All in all, this is an absolute treasure of a book. I don't think anyone interested in the subject would be disappointed with it.
I bought this book for what it had to say about illuminated manuscripts and as an introduction to a course on paleography which I am about to undertake. I recommend it for anyone who, like me, is a newcomer to understanding how medieval manuscripts were made and how to understand them. It does two things brilliantly: first, it offers a well-written introduction which goes into a great deal of detail without becoming clogged up - the logical narrative is clear and comprehensible; second, it offers copious illustration in high definition. One section, on different medieval scripts, is almost as good as having the originals there with you on your desk. The quality of production is very high - wonderful illustrations and clear, well-designed text. There's a useful glossary, a huge bibliography, and exhaustive index. If I have a criticism it is that almost all the examples used are from the Newberry Library in Chicago - but that's the point, really: it's the Newberry Library's production and, given that, it does the job excellently. I love this scholarly and careful book because it deals with a sometimes recondite subject in a fresh, lively and engaged way. Anyone vaguely interested in getting to know more about medieval manuscripts who comes upon this book will, I'm sure, become hooked.
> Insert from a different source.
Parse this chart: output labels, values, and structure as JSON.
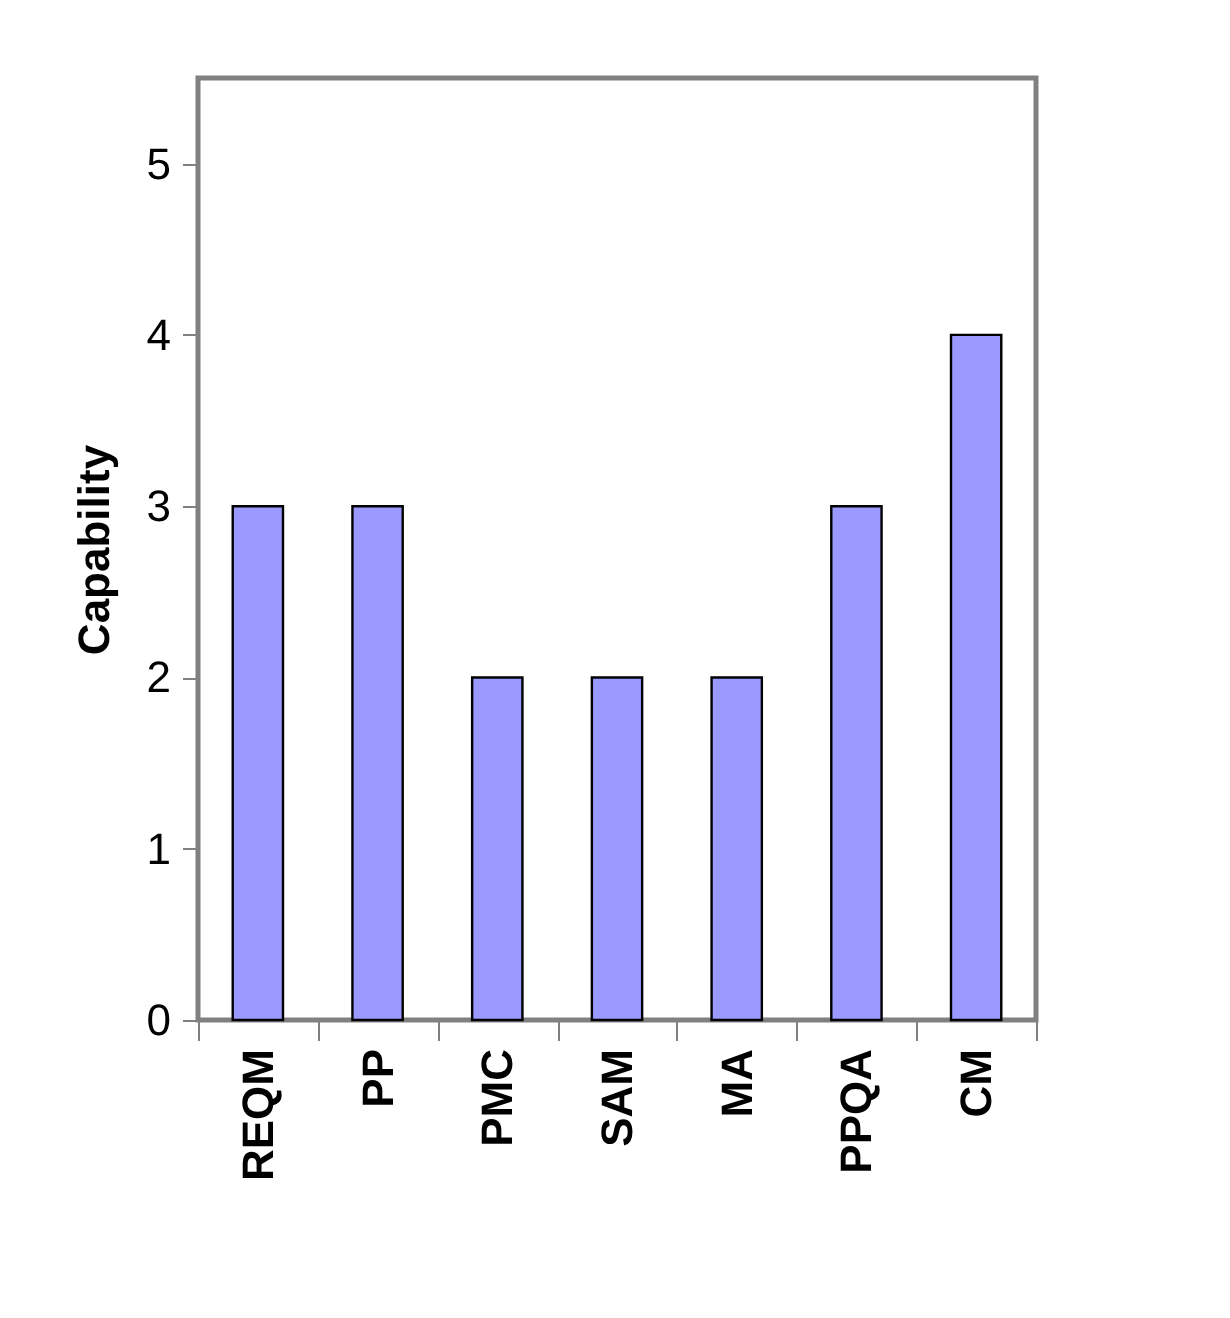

Certainly the best book currently available on Manuscript Studies. The coverage is as comprehensive as a single volume allows, and the illustrations are excellent. It is perhaps worth saying that local historians will need further help with the scripts used in local records, and with the numerous kinds of document found in local archives. But this is not a criticism of the book itself. The authors clearly state what the book is about, and carry out the job admirably.
This book is far more than one can expect. It makes a very comprehensive reading of the subject matter and illustration are of very high quality. This is not an easy readi, though, because it is more professional than one can expect, which is great.